A petição "Baixa com menos trânsito e melhor qualidade do ar", da Associação de Moradores e Amigos de Santa Maria Maior, com o apoio da associação ambientalista Zero, foi hoje entregue para assinalar o Dia Mundial dos Transportes Sustentáveis na Câmara Municipal de Lisboa(CML).
Em declarações à agência Lusa, Rita Prates, da Zero, disse que a petição, que aponta vários problemas naquela zona da cidade e propõe medidas, foi entregue à autarquia.
"Receberam a petição, destacando que a câmara deveria apresentar em breve algumas medidas relacionadas com a mobilidade. Também nos disseram que a prefeitura tem um canal aberto para que todos possam discutir essas questões", indicou.
"Prioridade"
Com esta petição, os munícipes e a Zero pretendem desafiar as instituições municipais a assumirem estes problemas "como prioridade no mandato para o qual foram recentemente eleitos, dando prioridade aos transportes públicos regulares e flexíveis e à mobilidade ativa, à redução do tráfego automóvel, à melhoria da qualidade do ar e à devolução do espaço público às populações".
"Esta petição surge no contexto de uma zona da Baixa de Lisboa que tem um tráfego excessivo.
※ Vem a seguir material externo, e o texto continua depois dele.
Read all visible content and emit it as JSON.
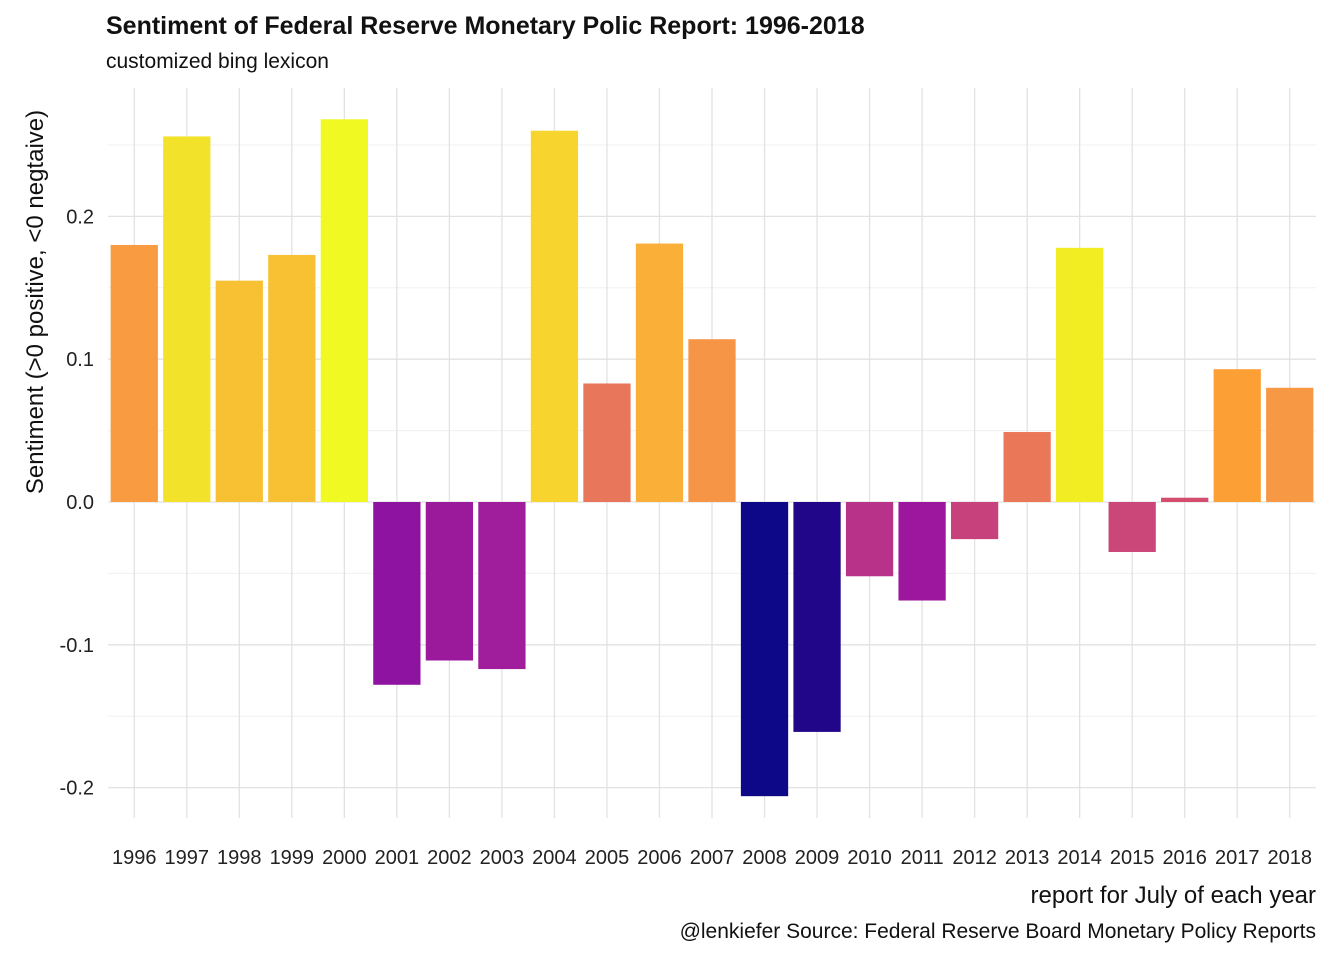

A Zero mediu a qualidade do ar em várias ruas da Baixa e verificámos que os valores estão muito acima dos da Organização Mundial de Saúde", indicou Rita Prates, salientando que o trânsito está a comprometer a saúde, a segurança e a qualidade de vida de quem vive, trabalha ou visita aquela zona.
De acordo com Rita Prates, a petição propõe medidas de boas práticas de mobilidade sustentável que vão devolver a qualidade de vida às pessoas.
Entre as medidas estão a restrição da circulação de veículos não eléctricos - uma zona de emissões zero (ZEZ) entre a Rua da Madalena, Largo José Saramago, Cais do Sodré, Chiado, Rossio e Praça da Figueira, com exceção dos residentes na freguesia de Santa Maria Maior, e veículos de emergência.
Limites de velocidade
"Propomos ainda a criação de faixas exclusivas para os transportes públicos e que esta seja uma zona onde o limite de velocidade não ultrapasse os 30 quilómetros por hora".
As medidas incluem ainda a priorização do estacionamento subterrâneo para os moradores da freguesia, a criação de zonas destinadas à paragem e recolha de passageiros por tuk-tuks e serviços de ride-hailing, evitar o congestionamento das ruas históricas e garantir a acessibilidade a pessoas com mobilidade reduzida.
A requalificação dos passeios e a interligação da rede de ciclovias, o planeamento transparente e a participação ativa da comunidade são outras medidas pedidas na petição.
"Queremos que a Baixa seja um bom exemplo de uma cidade amiga das pessoas, uma cidade sustentável, inteligente e futurista, e um exemplo para o resto da cidade e para outras cidades portuguesas", afirmou.